— Все будет хорошо, — убеждал себя Кит. — Главное, чтобы ты выжил. Если ты выживешь, все будет хорошо.
Я вынудил тебя собрать свое тело из битого стекла, песка, пуха и карминовых красок. Я вынудил тебя собрать свое тело в то состояние, где оно страдает больше всего. Что, если пухом, стеклом и красками — тебе легче, а ты — опять же, по моей вине, — лежишь тут — человеком? И крови-то нет, но я знаю — ты ранен. И, вероятно, ранен смертельно.
— Не он, — просил юноша, всеми силами запрещая себе спать. — Не он. Кто-нибудь еще. Кто-нибудь такой, кого мне будет не жалко… столь же замечательный, только чтобы я понятия не имел, кого ты потребуешь взамен…
Не он, соглашалась его незримая собеседница. Хорошо, если тебе так уж претит его гибель — я выберу… хм, ты потом, парой столетий позже, поймешь — кого.
Я тебя выменял, рассеянно обрадовался Кит. Я тебя выменял. Так, что она уже не решится, не заберет.
И тем не менее — прошла целая неделя, прежде чем зеленые радужки Эстамаля наконец-то выглянули из-под ресниц.

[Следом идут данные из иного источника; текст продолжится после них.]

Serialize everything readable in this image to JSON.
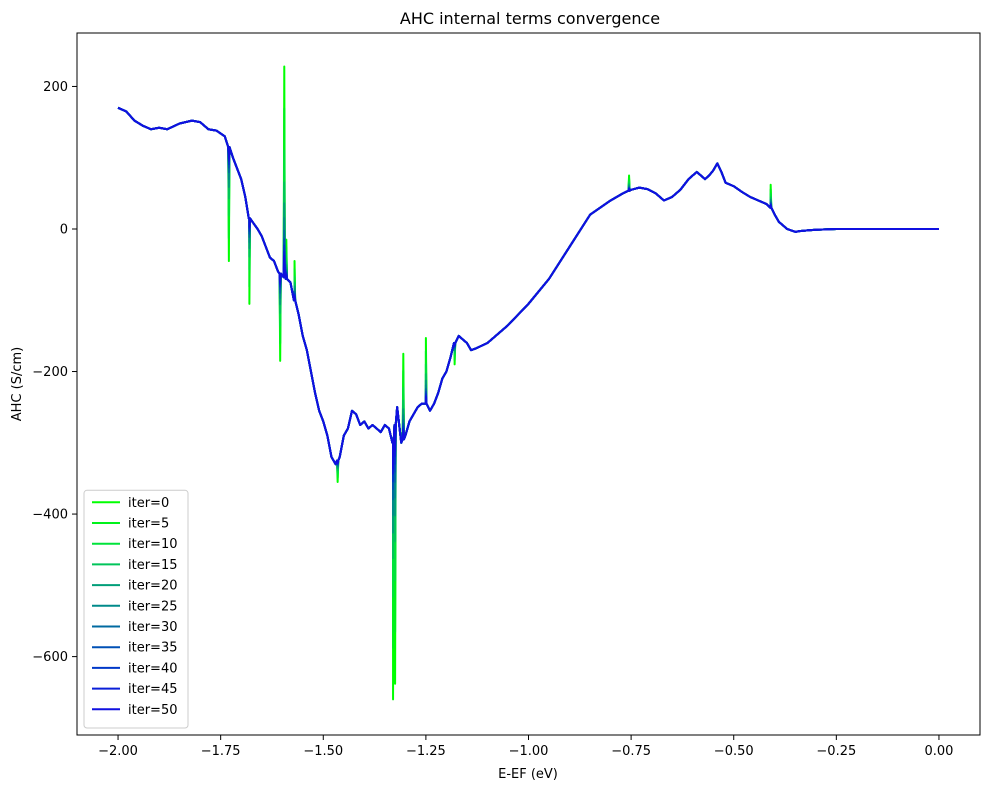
{
  "chart_data": {
    "type": "line",
    "title": "AHC internal terms convergence",
    "xlabel": "E-EF (eV)",
    "ylabel": "AHC (S/cm)",
    "xlim": [
      -2.1,
      0.1
    ],
    "ylim": [
      -710,
      275
    ],
    "xticks": [
      -2.0,
      -1.75,
      -1.5,
      -1.25,
      -1.0,
      -0.75,
      -0.5,
      -0.25,
      0.0
    ],
    "xtick_labels": [
      "−2.00",
      "−1.75",
      "−1.50",
      "−1.25",
      "−1.00",
      "−0.75",
      "−0.50",
      "−0.25",
      "0.00"
    ],
    "yticks": [
      200,
      0,
      -200,
      -400,
      -600
    ],
    "ytick_labels": [
      "200",
      "0",
      "−200",
      "−400",
      "−600"
    ],
    "grid": false,
    "legend_position": "lower-left",
    "base_curve": {
      "x": [
        -2.0,
        -1.98,
        -1.96,
        -1.94,
        -1.92,
        -1.9,
        -1.88,
        -1.85,
        -1.82,
        -1.8,
        -1.78,
        -1.76,
        -1.74,
        -1.72,
        -1.7,
        -1.69,
        -1.68,
        -1.67,
        -1.66,
        -1.65,
        -1.64,
        -1.63,
        -1.62,
        -1.61,
        -1.6,
        -1.59,
        -1.58,
        -1.57,
        -1.56,
        -1.55,
        -1.54,
        -1.53,
        -1.52,
        -1.51,
        -1.5,
        -1.49,
        -1.48,
        -1.47,
        -1.46,
        -1.45,
        -1.44,
        -1.43,
        -1.42,
        -1.41,
        -1.4,
        -1.39,
        -1.38,
        -1.37,
        -1.36,
        -1.35,
        -1.34,
        -1.33,
        -1.32,
        -1.31,
        -1.3,
        -1.29,
        -1.28,
        -1.27,
        -1.26,
        -1.25,
        -1.24,
        -1.23,
        -1.22,
        -1.21,
        -1.2,
        -1.19,
        -1.18,
        -1.17,
        -1.16,
        -1.15,
        -1.14,
        -1.13,
        -1.1,
        -1.05,
        -1.0,
        -0.95,
        -0.9,
        -0.85,
        -0.8,
        -0.77,
        -0.75,
        -0.73,
        -0.71,
        -0.69,
        -0.67,
        -0.65,
        -0.63,
        -0.61,
        -0.6,
        -0.59,
        -0.58,
        -0.57,
        -0.56,
        -0.55,
        -0.54,
        -0.53,
        -0.52,
        -0.5,
        -0.48,
        -0.46,
        -0.44,
        -0.42,
        -0.41,
        -0.4,
        -0.39,
        -0.38,
        -0.37,
        -0.36,
        -0.35,
        -0.34,
        -0.32,
        -0.3,
        -0.25,
        -0.2,
        -0.1,
        0.0
      ],
      "y": [
        170,
        165,
        152,
        145,
        140,
        142,
        140,
        148,
        152,
        150,
        140,
        138,
        130,
        100,
        70,
        45,
        15,
        8,
        0,
        -10,
        -25,
        -40,
        -45,
        -60,
        -65,
        -70,
        -75,
        -100,
        -120,
        -150,
        -170,
        -200,
        -230,
        -255,
        -270,
        -290,
        -320,
        -330,
        -320,
        -290,
        -280,
        -255,
        -260,
        -275,
        -270,
        -280,
        -275,
        -280,
        -285,
        -275,
        -280,
        -300,
        -250,
        -300,
        -290,
        -270,
        -260,
        -250,
        -245,
        -245,
        -255,
        -245,
        -230,
        -210,
        -200,
        -180,
        -160,
        -150,
        -155,
        -160,
        -170,
        -168,
        -160,
        -135,
        -105,
        -70,
        -25,
        20,
        40,
        50,
        55,
        58,
        56,
        50,
        40,
        45,
        55,
        70,
        75,
        80,
        75,
        70,
        75,
        82,
        92,
        80,
        65,
        60,
        52,
        45,
        40,
        35,
        30,
        20,
        10,
        5,
        0,
        -2,
        -4,
        -3,
        -2,
        -1,
        0,
        0,
        0,
        0
      ]
    },
    "spikes": [
      {
        "x": -1.73,
        "y": -45
      },
      {
        "x": -1.68,
        "y": -105
      },
      {
        "x": -1.605,
        "y": -185
      },
      {
        "x": -1.595,
        "y": 228
      },
      {
        "x": -1.59,
        "y": -15
      },
      {
        "x": -1.57,
        "y": -45
      },
      {
        "x": -1.465,
        "y": -355
      },
      {
        "x": -1.33,
        "y": -660
      },
      {
        "x": -1.325,
        "y": -638
      },
      {
        "x": -1.305,
        "y": -175
      },
      {
        "x": -1.25,
        "y": -153
      },
      {
        "x": -1.18,
        "y": -190
      },
      {
        "x": -0.755,
        "y": 75
      },
      {
        "x": -0.41,
        "y": 62
      }
    ],
    "series": [
      {
        "name": "iter=0",
        "color": "#00ff00",
        "spike_scale": 1.0
      },
      {
        "name": "iter=5",
        "color": "#00f21a",
        "spike_scale": 0.8
      },
      {
        "name": "iter=10",
        "color": "#00e33a",
        "spike_scale": 0.6
      },
      {
        "name": "iter=15",
        "color": "#00c45a",
        "spike_scale": 0.45
      },
      {
        "name": "iter=20",
        "color": "#009e78",
        "spike_scale": 0.35
      },
      {
        "name": "iter=25",
        "color": "#008a8a",
        "spike_scale": 0.28
      },
      {
        "name": "iter=30",
        "color": "#006aa0",
        "spike_scale": 0.22
      },
      {
        "name": "iter=35",
        "color": "#0050b5",
        "spike_scale": 0.18
      },
      {
        "name": "iter=40",
        "color": "#0038c8",
        "spike_scale": 0.15
      },
      {
        "name": "iter=45",
        "color": "#0a1fd8",
        "spike_scale": 0.12
      },
      {
        "name": "iter=50",
        "color": "#1010e0",
        "spike_scale": 0.1
      }
    ]
  }
}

Исхудавший, ослабевший, он абы как выбрался из походного плаща и внимательно осмотрелся — как в тот роковой вечер, у костра, выслушав про нити, обрывы и грубые стежки. Исхудавший, ослабевший, он умудрился выдержать свой вес и единожды аккуратно шагнуть — а потом упал.
И обхватил себя руками за плечи.
Больно, удивленно заметил он. Больно. И вовсе это не мой вес, это небо такое неподъемно тяжелое, а я такой маленький, такой хилый — крупица под его облаками. И если бы одно лишь небо — так нет, с ним еще океаны, и шумные континенты, где копошатся, копошатся, копошатся какие-то мелкие суетливые твари…

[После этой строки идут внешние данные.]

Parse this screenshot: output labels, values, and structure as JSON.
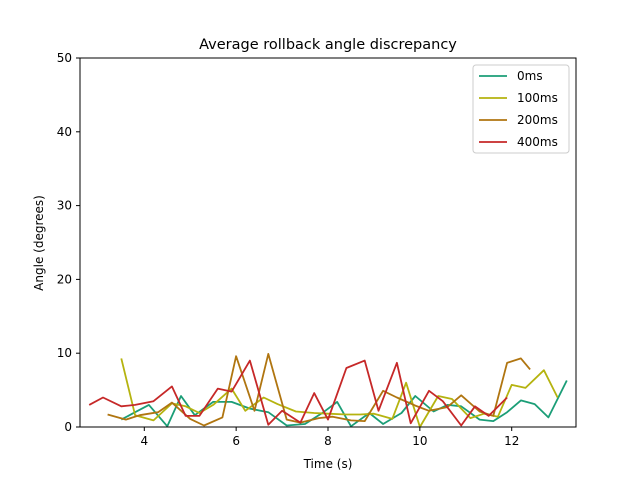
{
  "chart_data": {
    "type": "line",
    "title": "Average rollback angle discrepancy",
    "xlabel": "Time (s)",
    "ylabel": "Angle (degrees)",
    "xlim": [
      2.6,
      13.4
    ],
    "ylim": [
      0,
      50
    ],
    "xticks": [
      4,
      6,
      8,
      10,
      12
    ],
    "yticks": [
      0,
      10,
      20,
      30,
      40,
      50
    ],
    "grid": false,
    "legend_position": "top-right",
    "series": [
      {
        "name": "0ms",
        "color": "#1b9e77",
        "x": [
          3.5,
          3.8,
          4.1,
          4.5,
          4.8,
          5.1,
          5.5,
          5.9,
          6.3,
          6.7,
          7.1,
          7.5,
          7.9,
          8.2,
          8.5,
          8.9,
          9.2,
          9.6,
          9.9,
          10.3,
          10.6,
          10.9,
          11.3,
          11.6,
          11.9,
          12.2,
          12.5,
          12.8,
          13.2
        ],
        "y": [
          1.0,
          2.0,
          3.0,
          0.1,
          4.2,
          1.6,
          3.4,
          3.4,
          2.5,
          2.0,
          0.2,
          0.4,
          2.0,
          3.4,
          0.1,
          1.9,
          0.4,
          1.9,
          4.2,
          2.1,
          3.0,
          2.8,
          1.0,
          0.8,
          2.0,
          3.6,
          3.1,
          1.3,
          6.3
        ]
      },
      {
        "name": "100ms",
        "color": "#b5b30f",
        "x": [
          3.5,
          3.8,
          4.2,
          4.6,
          4.9,
          5.2,
          5.5,
          5.9,
          6.2,
          6.6,
          6.9,
          7.3,
          7.7,
          8.0,
          8.4,
          8.7,
          9.0,
          9.4,
          9.7,
          10.0,
          10.4,
          10.7,
          11.1,
          11.4,
          11.7,
          12.0,
          12.3,
          12.7,
          13.0
        ],
        "y": [
          9.3,
          1.6,
          0.9,
          3.2,
          2.8,
          1.9,
          3.0,
          5.2,
          2.2,
          4.0,
          3.1,
          2.1,
          1.9,
          1.8,
          1.7,
          1.7,
          1.8,
          1.1,
          6.0,
          0.0,
          4.2,
          3.8,
          1.2,
          1.8,
          1.4,
          5.7,
          5.3,
          7.7,
          4.0
        ]
      },
      {
        "name": "200ms",
        "color": "#b07510",
        "x": [
          3.2,
          3.6,
          3.9,
          4.3,
          4.6,
          5.0,
          5.3,
          5.7,
          6.0,
          6.4,
          6.7,
          7.1,
          7.4,
          7.8,
          8.1,
          8.5,
          8.8,
          9.2,
          9.5,
          9.9,
          10.2,
          10.6,
          10.9,
          11.3,
          11.6,
          11.9,
          12.2,
          12.4
        ],
        "y": [
          1.7,
          1.0,
          1.6,
          2.0,
          3.3,
          1.1,
          0.2,
          1.3,
          9.6,
          2.2,
          9.9,
          1.0,
          0.6,
          1.2,
          1.4,
          0.9,
          0.8,
          4.9,
          4.0,
          2.9,
          2.2,
          2.7,
          4.3,
          2.1,
          1.5,
          8.7,
          9.3,
          7.8
        ]
      },
      {
        "name": "400ms",
        "color": "#c62828",
        "x": [
          2.8,
          3.1,
          3.5,
          3.8,
          4.2,
          4.6,
          4.9,
          5.2,
          5.6,
          5.9,
          6.3,
          6.7,
          7.0,
          7.4,
          7.7,
          8.0,
          8.4,
          8.8,
          9.1,
          9.5,
          9.8,
          10.2,
          10.5,
          10.9,
          11.2,
          11.5,
          11.9
        ],
        "y": [
          3.0,
          4.0,
          2.8,
          3.0,
          3.5,
          5.5,
          1.5,
          1.5,
          5.2,
          4.8,
          9.0,
          0.3,
          2.2,
          0.6,
          4.6,
          1.0,
          8.0,
          9.0,
          2.2,
          8.7,
          0.5,
          4.9,
          3.5,
          0.2,
          2.8,
          1.5,
          4.0
        ]
      }
    ]
  }
}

Его трясло. Его бросило в такой жар, что казалось — от головы останется разве что обугленный череп.
— Я с тобой, Эста, — грустно утешал кто-то. — Я здесь.

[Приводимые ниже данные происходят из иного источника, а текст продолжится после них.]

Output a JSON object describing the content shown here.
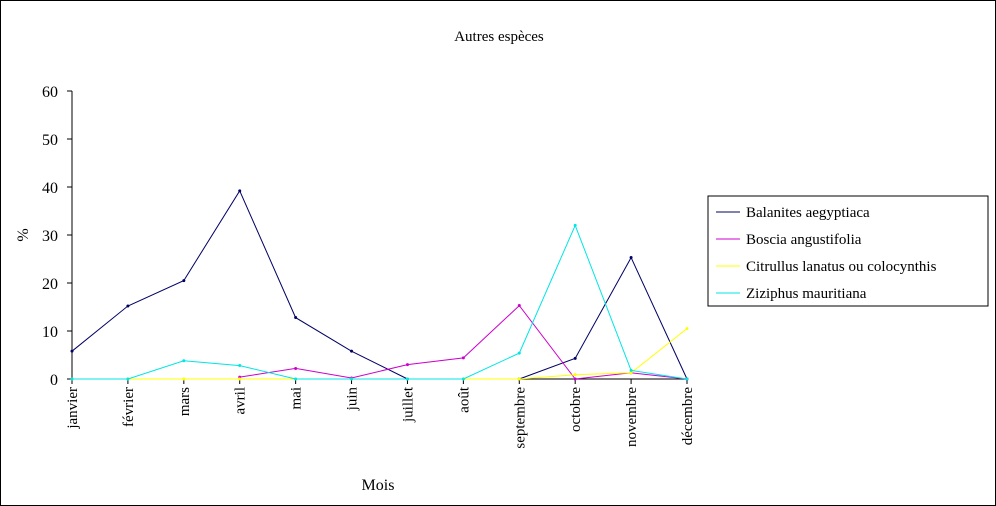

В следующий раз его разбудило чужое прикосновение к уху. Даже не касание — удар; били чем-то заостренным, но заостренным так невнушительно, что расколоть ухо надвое у него не вышло.
Чайка с интересом изучила обмякшего дракона, нежно заворковала и прижалась к нему грудкой.
Ее сородичи у берега заволновались, завопили и дружно кинулись на помощь.
Окружили, спрятали, погрузили в живое лихорадочное тепло; мягкие перья, шершавые лапки, осторожные коготки — ни в коем случае не порезать! Приоткрытые желтые клювы, неизменное ласковое воркование, и в нем постоянно чудится одно слово: «лаэрта… лаэрта… лаэрта…»
Благодарный, он снова задремал, и теперь-то нести небо на себе стало немного проще.
Потому что оно тоже было благодарно.
— Все в порядке, Кит, — жизнерадостно клялся он через день. — Я просто… ну, понимаешь — не успел поделить поровну все эти образы — и, собственно, себя. Но это поправимо, это пройдет, не беспокойся. Видишь? Я и ходить заново научусь… особенно если ты поможешь.
Хитрая, чуть виноватая улыбка.
Деревянные костыли.
Он ходил неуклюже, запинаясь, так и норовя споткнуться. Он ходил медленно, а чайки парили над его худым силуэтом, кричали, безобразно, бесполезно кричали. Кит кривился, а он, Эста, различал в этих воплях какую-то свою музыку, с удовольствием ее слушал, протягивал к чертовым птицам одну свободную ладонь — они садились в нее, как в оригинальное живое гнездо, и с любовью косились на своего лаэрту.
Это слово звучало, как приговор. Это слово звучало, как прощание.
Да, размышлял Кит, сидя на плоском береговом камне. Да, отныне ты — привратник; но границы мира охраняются вовсе не твоей отвагой. Они охраняются твоей живой плотью, и если что-то пойдет не так, ты первым это ощутишь, первым это уловишь. А потом уже — я, и эти бестолковые птицы, и лойды на Карадорре.
Я закончил создавать мир.
Закончил, заплатив за него тобой.
Ты полагаешь, я ослеп и до сих пор не в курсе, как ты скребешь когтями свою голую спину, как ты водишь пальцами по дьявольски опухшим рубцам? Ты полагаешь, я ослеп и не различил, как ты растерянно хлопаешь себя ладонью по ключице, или затылку, или бедру — словно рассчитывая, что после этого хлопка сдохнет назойливая вошь?..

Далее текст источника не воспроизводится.